Still, the shift toward unpacking districts is likely to lead to turnover in legislatures and Congress. In North Carolina, a new GOP-approved map cut the share of Black voters in Democratic Rep. G.K Butterfield’s district from 45% to 38%. The nine-term African American congressman announced his resignation this month and called the new map “racially gerrymandered.”
At the other extreme, Democrats filed a lawsuit this month alleging that Alabama Republicans improperly packed Black voters into the state’s 7th Congressional District, making it home to nearly one out of every three African Americans in the state.
One quarter of Alabama’s population is Black, but the 7th is the sole district represented by an African American in Congress, Rep. Terri Sewell. It is also the only Democratic-held district in the state. A more even distribution of Black voters, Democrats argue, might help then win a second.
Increasing competition is one of the goals of Michigan’s commission, which voters created in 2018 after decades of partisan gerrymandering controlled by Republicans. The commission also is tasked with considering representation of minority communities and following the Voting Rights Act.
It is advancing maps that would cut the number of majority-Black districts from two to zero in Congress and from roughly a dozen to as few as three in the Legislature, pending final votes. Commissioners argue that there is evidence that Black candidates can still win elections.

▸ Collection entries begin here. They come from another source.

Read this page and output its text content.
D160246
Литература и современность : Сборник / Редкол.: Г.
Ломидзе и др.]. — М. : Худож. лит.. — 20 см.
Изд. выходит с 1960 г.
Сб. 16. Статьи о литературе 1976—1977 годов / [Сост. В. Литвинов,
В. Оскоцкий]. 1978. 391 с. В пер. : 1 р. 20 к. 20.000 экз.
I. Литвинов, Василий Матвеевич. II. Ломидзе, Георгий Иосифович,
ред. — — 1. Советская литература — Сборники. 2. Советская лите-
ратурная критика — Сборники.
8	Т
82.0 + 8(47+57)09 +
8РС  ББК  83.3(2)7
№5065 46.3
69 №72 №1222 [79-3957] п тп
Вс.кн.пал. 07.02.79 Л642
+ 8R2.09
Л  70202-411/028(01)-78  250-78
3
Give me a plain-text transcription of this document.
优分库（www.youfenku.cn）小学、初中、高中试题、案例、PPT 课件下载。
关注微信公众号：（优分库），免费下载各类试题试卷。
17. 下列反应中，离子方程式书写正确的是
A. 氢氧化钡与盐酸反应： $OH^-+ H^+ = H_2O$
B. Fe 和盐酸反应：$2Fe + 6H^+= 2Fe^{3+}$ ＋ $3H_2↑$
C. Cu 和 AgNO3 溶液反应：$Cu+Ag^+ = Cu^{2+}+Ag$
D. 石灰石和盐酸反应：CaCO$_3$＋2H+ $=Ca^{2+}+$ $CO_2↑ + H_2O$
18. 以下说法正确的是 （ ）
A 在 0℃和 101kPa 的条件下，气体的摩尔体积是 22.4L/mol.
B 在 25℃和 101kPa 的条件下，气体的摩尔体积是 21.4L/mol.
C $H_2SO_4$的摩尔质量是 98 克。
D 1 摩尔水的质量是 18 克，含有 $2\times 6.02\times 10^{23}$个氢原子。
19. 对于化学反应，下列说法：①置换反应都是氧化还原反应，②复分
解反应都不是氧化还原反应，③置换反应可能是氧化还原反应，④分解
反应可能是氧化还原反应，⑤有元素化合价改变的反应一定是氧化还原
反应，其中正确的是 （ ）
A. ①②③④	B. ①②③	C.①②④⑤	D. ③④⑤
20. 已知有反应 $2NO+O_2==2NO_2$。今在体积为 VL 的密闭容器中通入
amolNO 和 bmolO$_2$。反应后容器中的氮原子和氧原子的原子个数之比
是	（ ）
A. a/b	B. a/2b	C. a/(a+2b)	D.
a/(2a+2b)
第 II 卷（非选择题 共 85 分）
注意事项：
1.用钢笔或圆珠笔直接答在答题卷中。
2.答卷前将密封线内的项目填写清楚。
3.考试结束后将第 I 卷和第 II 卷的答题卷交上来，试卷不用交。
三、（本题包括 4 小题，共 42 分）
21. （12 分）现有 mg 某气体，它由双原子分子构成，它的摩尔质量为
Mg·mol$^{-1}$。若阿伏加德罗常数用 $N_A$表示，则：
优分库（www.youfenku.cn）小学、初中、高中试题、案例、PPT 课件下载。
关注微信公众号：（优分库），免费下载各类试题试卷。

In 2020, for example, racial minorities won 19 of 20 legislative seats where Black people constitute at least 35% of the voting-age population.
“What we have done is taken those areas and divided them into multiple districts so that there’s actually more districts where minority voters will be able to elect their candidates of choice, which should actually have the effect of increasing the representation among the African American community,” Szetela said.
But Republicans and others, including the state’s civil rights director, predict legal troubles ahead.
Jamie Roe, a GOP consultant tracking the redistricting process, noted Michigan has had two majority-Black congressional districts since at least the 1960s — whether drawn by legislators or courts.
“They have opened themselves terribly to a Voting Rights Act challenge,” he said.